Spread out on the skins of their opened bundles, exposed for inspection:
2 karosses
2 aprons
2 skinbags
2 ostrich egg-shells
1 hunting knife
1 pistol with a small bag of ammunition
6 arrows in a quiver
1 assegai
2 sticks
1 broken cooking pot
1 tinder-box
a small collection of seashells, some broken
3 small bags of herbs
1 bag of honey
an assortment of roots, bulbs, tubers and edible leaves
1 Cape dress
“Can one survive here?”
“Not if one is alone. But if we stick together…”
We must survive, in this landscape which conceals nothing—red and brown and white nearby, a grayish ochre from a distance, the farthest koppies on the horizon a dull blue. Stones, cheeky ground-squirrels, praying mantises like dried twigs, occasionally a tortoise. Vultures steadily above; hunting spiders darting among the faded green-blue leaves of bitter succulents growing close to the ground; whirlwinds; sometimes the bare whiteness of bones. Extremes of heat and cold. An hour after rising the sun is like a white coal burning in one's eyes, sending lines of sweat trickling down the dust on one's skin; the earth is too glowing hot to set foot on and one's tongue stirs against a parched palate. Then, immediately after sunset it gets so cold that one has to huddle in a kaross, one's teeth chattering.

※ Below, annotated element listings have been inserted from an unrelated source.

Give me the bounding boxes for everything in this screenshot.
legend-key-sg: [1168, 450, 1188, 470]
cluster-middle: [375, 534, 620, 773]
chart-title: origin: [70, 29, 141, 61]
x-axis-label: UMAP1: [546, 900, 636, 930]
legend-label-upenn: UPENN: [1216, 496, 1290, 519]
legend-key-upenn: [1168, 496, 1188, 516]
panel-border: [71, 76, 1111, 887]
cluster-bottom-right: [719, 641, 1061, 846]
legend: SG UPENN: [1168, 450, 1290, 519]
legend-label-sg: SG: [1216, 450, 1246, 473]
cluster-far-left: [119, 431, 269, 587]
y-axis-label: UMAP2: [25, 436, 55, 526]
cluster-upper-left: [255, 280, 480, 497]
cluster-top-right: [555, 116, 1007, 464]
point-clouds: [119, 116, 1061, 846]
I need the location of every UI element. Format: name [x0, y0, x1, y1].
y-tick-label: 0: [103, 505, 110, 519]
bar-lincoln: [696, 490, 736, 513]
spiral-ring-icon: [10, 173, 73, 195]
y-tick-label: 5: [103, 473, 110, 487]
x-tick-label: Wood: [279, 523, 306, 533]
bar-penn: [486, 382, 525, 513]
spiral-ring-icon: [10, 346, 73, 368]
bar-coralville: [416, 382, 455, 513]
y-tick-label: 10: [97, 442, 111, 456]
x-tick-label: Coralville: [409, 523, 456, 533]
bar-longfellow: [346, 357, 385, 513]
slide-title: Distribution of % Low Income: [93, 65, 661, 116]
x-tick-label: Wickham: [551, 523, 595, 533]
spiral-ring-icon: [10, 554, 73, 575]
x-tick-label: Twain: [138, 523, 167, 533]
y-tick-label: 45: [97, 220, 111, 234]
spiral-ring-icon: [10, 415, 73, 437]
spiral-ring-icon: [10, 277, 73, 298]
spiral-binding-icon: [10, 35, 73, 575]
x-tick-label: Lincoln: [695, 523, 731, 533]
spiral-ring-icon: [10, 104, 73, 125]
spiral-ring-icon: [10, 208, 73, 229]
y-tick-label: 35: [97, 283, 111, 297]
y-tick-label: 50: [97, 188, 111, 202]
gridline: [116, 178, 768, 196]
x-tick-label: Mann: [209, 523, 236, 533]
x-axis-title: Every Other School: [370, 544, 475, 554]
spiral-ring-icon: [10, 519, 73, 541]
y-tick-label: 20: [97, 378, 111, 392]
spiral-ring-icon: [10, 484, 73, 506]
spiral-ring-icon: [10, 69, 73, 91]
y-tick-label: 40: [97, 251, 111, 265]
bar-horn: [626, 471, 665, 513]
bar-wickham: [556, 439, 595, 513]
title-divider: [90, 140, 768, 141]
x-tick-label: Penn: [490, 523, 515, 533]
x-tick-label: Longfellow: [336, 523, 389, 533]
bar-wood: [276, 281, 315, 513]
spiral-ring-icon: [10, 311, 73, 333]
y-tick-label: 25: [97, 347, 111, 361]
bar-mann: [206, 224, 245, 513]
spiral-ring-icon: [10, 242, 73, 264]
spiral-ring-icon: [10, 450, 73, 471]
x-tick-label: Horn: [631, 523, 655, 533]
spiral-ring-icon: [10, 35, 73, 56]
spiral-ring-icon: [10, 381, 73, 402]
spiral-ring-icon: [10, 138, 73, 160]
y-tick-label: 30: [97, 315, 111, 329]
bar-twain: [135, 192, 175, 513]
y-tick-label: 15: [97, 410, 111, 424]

On the cracked, baked mud of the dry river bed the old Bushman found him, half dead with thirst; kneeling in the gorreh he sucked dirty water from the dust and spat it out in his mouth; the taste of life. And then he trotted off again, into the shimmering mirages, his bow in his hand, and the quiver of arrows over his shoulder. That was what surprised him most of all: not the miracle of the water from stohe and hard earth, but that the Bushman, the Saan, the despicable Koetsri, the dreaded enemy with the arrows, had deigned to offer him water. What else could he do but to take on him the burden of the old woman, trying to take her back to her tribe, later, after she’d saved his life?